Monday, December 10, 2012

Breaking the Taboo (2011) - A Global Drug War Film

Narrated by Oscar winning actor Morgan Freeman, 'Breaking the Taboo' takes a critical look at how after 50 years of prohibition, illicit drugs are now the third most valuable industry in the world after food and oil.


Featuring interviews with several current or former presidents from around the world, such as Bill Clinton and Jimmy Carter, the film follows The Global Commission on Drug Policy on a mission to break the political taboo over the United States led War on Drugs and expose what it calls the biggest failure of global policy in the last 40 years.


The term War on Drugs was first used by President Richard Nixon in 1970. The President later formed the DEA and started a push to outlaw drugs of all kinds. Among the most discussed drugs in this war is Marijuana.

Marijuana: A Chronic History attempts to educate everyone who still has a Reefer Madness mindset, who still thinks cannabis prohibition is reasonable, and who have no idea that widespread cannabis use is relatively harmless compared to alcohol, tobacco, and especially pharmaceutical and other drugs.

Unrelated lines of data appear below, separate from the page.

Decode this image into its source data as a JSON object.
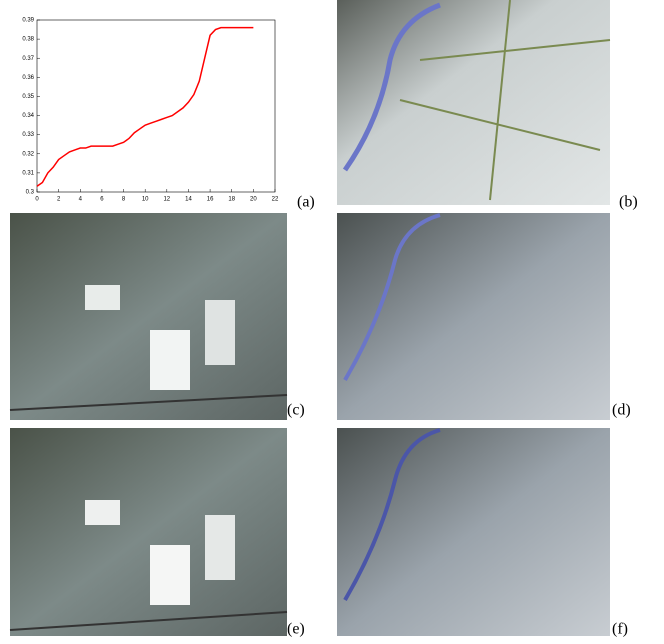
{
  "chart_data": {
    "type": "line",
    "x": [
      0,
      0.5,
      1,
      1.5,
      2,
      2.5,
      3,
      3.5,
      4,
      4.5,
      5,
      5.5,
      6,
      6.5,
      7,
      7.5,
      8,
      8.5,
      9,
      9.5,
      10,
      10.5,
      11,
      11.5,
      12,
      12.5,
      13,
      13.5,
      14,
      14.5,
      15,
      15.5,
      16,
      16.5,
      17,
      17.5,
      18,
      18.5,
      19,
      19.5,
      20
    ],
    "series": [
      {
        "color": "#ff0000",
        "values": [
          0.303,
          0.305,
          0.31,
          0.313,
          0.317,
          0.319,
          0.321,
          0.322,
          0.323,
          0.323,
          0.324,
          0.324,
          0.324,
          0.324,
          0.324,
          0.325,
          0.326,
          0.328,
          0.331,
          0.333,
          0.335,
          0.336,
          0.337,
          0.338,
          0.339,
          0.34,
          0.342,
          0.344,
          0.347,
          0.351,
          0.358,
          0.37,
          0.382,
          0.385,
          0.386,
          0.386,
          0.386,
          0.386,
          0.386,
          0.386,
          0.386
        ]
      }
    ],
    "xlim": [
      0,
      22
    ],
    "xticks": [
      0,
      2,
      4,
      6,
      8,
      10,
      12,
      14,
      16,
      18,
      20,
      22
    ],
    "ylim": [
      0.3,
      0.39
    ],
    "yticks": [
      0.3,
      0.31,
      0.32,
      0.33,
      0.34,
      0.35,
      0.36,
      0.37,
      0.38,
      0.39
    ]
  },
  "panels": [
    "(a)",
    "(b)",
    "(c)",
    "(d)",
    "(e)",
    "(f)"
  ]
}
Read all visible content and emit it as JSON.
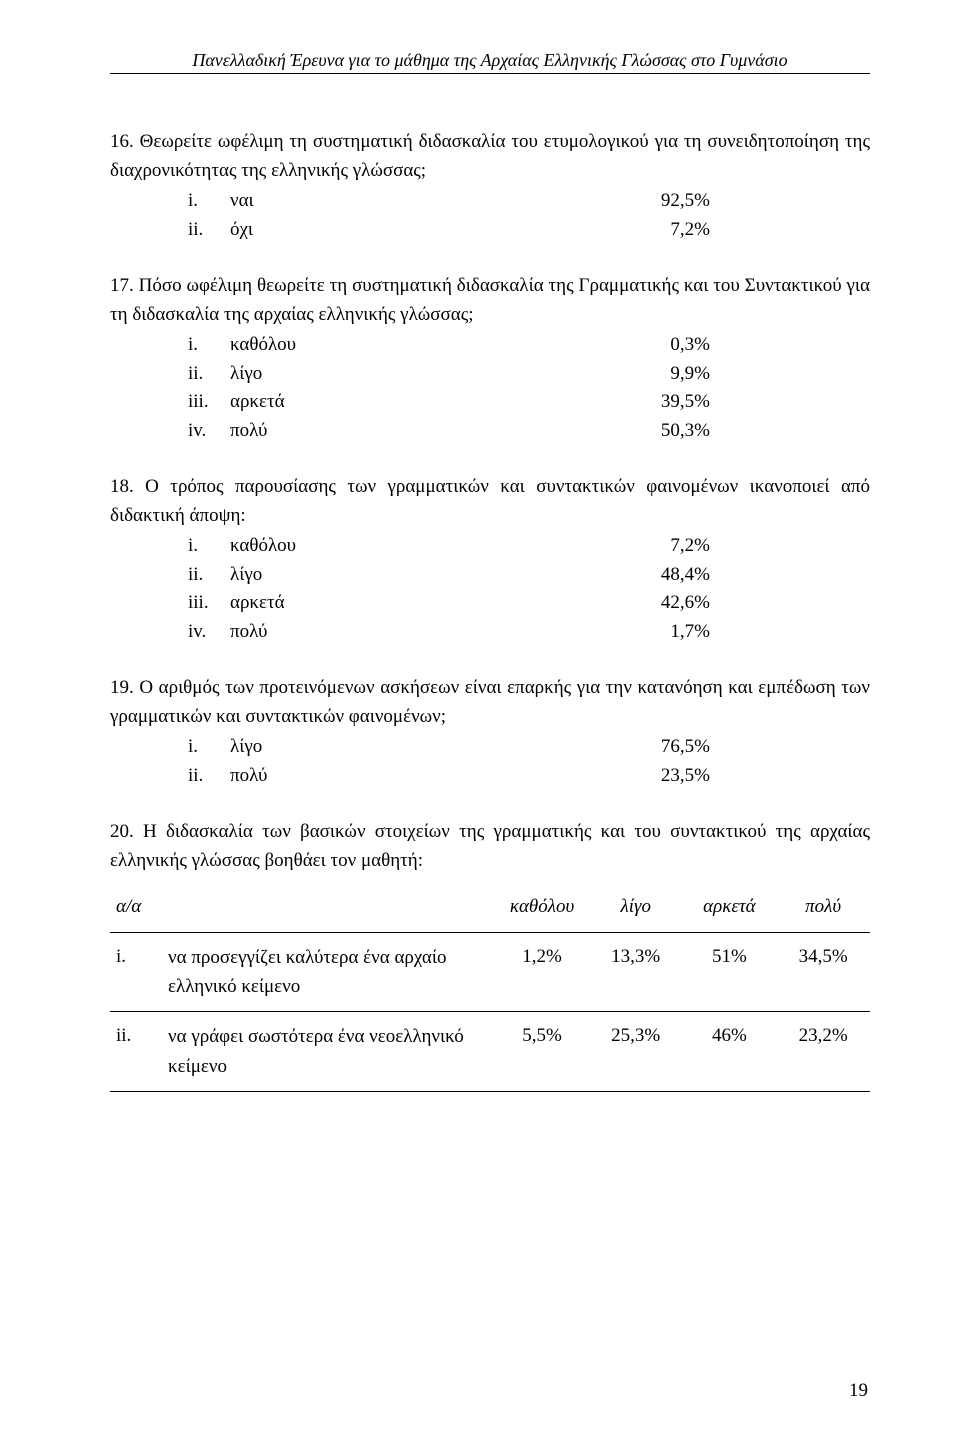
{
  "running_header": "Πανελλαδική Έρευνα για το μάθημα της Αρχαίας Ελληνικής Γλώσσας στο Γυμνάσιο",
  "q16": {
    "num": "16.",
    "text": "Θεωρείτε ωφέλιμη τη συστηματική διδασκαλία του ετυμολογικού για τη συνειδητοποίηση της διαχρονικότητας της ελληνικής γλώσσας;",
    "options": [
      {
        "marker": "i.",
        "label": "ναι",
        "value": "92,5%"
      },
      {
        "marker": "ii.",
        "label": "όχι",
        "value": "7,2%"
      }
    ]
  },
  "q17": {
    "num": "17.",
    "text": "Πόσο ωφέλιμη θεωρείτε τη συστηματική διδασκαλία της Γραμματικής και του Συντακτικού για τη διδασκαλία της αρχαίας ελληνικής γλώσσας;",
    "options": [
      {
        "marker": "i.",
        "label": "καθόλου",
        "value": "0,3%"
      },
      {
        "marker": "ii.",
        "label": "λίγο",
        "value": "9,9%"
      },
      {
        "marker": "iii.",
        "label": "αρκετά",
        "value": "39,5%"
      },
      {
        "marker": "iv.",
        "label": "πολύ",
        "value": "50,3%"
      }
    ]
  },
  "q18": {
    "num": "18.",
    "text": "Ο τρόπος παρουσίασης των γραμματικών και συντακτικών φαινομένων ικανοποιεί από διδακτική άποψη:",
    "options": [
      {
        "marker": "i.",
        "label": "καθόλου",
        "value": "7,2%"
      },
      {
        "marker": "ii.",
        "label": "λίγο",
        "value": "48,4%"
      },
      {
        "marker": "iii.",
        "label": "αρκετά",
        "value": "42,6%"
      },
      {
        "marker": "iv.",
        "label": "πολύ",
        "value": "1,7%"
      }
    ]
  },
  "q19": {
    "num": "19.",
    "text": "Ο αριθμός των προτεινόμενων ασκήσεων είναι επαρκής για την κατανόηση και εμπέδωση των γραμματικών και συντακτικών φαινομένων;",
    "options": [
      {
        "marker": "i.",
        "label": "λίγο",
        "value": "76,5%"
      },
      {
        "marker": "ii.",
        "label": "πολύ",
        "value": "23,5%"
      }
    ]
  },
  "q20": {
    "num": "20.",
    "text": "Η διδασκαλία των βασικών στοιχείων της γραμματικής και του συντακτικού της αρχαίας ελληνικής γλώσσας βοηθάει τον μαθητή:",
    "table": {
      "columns": [
        "α/α",
        "",
        "καθόλου",
        "λίγο",
        "αρκετά",
        "πολύ"
      ],
      "rows": [
        {
          "marker": "i.",
          "desc": "να προσεγγίζει καλύτερα ένα αρχαίο ελληνικό κείμενο",
          "v": [
            "1,2%",
            "13,3%",
            "51%",
            "34,5%"
          ]
        },
        {
          "marker": "ii.",
          "desc": "να γράφει σωστότερα ένα νεοελληνικό κείμενο",
          "v": [
            "5,5%",
            "25,3%",
            "46%",
            "23,2%"
          ]
        }
      ]
    }
  },
  "page_number": "19"
}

Marijuana: A Chronic History (History Channel documentary)



The War on Drugs has failed. Drugs are cheaper and more available than ever before. Millions of people are in prison for drugs offenses. Corruption and violence, especially in producer and transit countries, endangers democracy. Tens of thousands of people die each year in drug wars. It is an orchestrated system with addicts being created in the inner cities by supplying them with the drugs, which with these substances being illegal force them into being criminals, which are then subject to arrest and imprisonment, thereby growing and allowing the entire corrupt judicial system to profit at the expense of human beings. More prisons, more lobbying to keep the status quo, and all the meanwhile society degenerates further.

Improving our drug policies is one of the key policy challenges of our time. The time for action is now.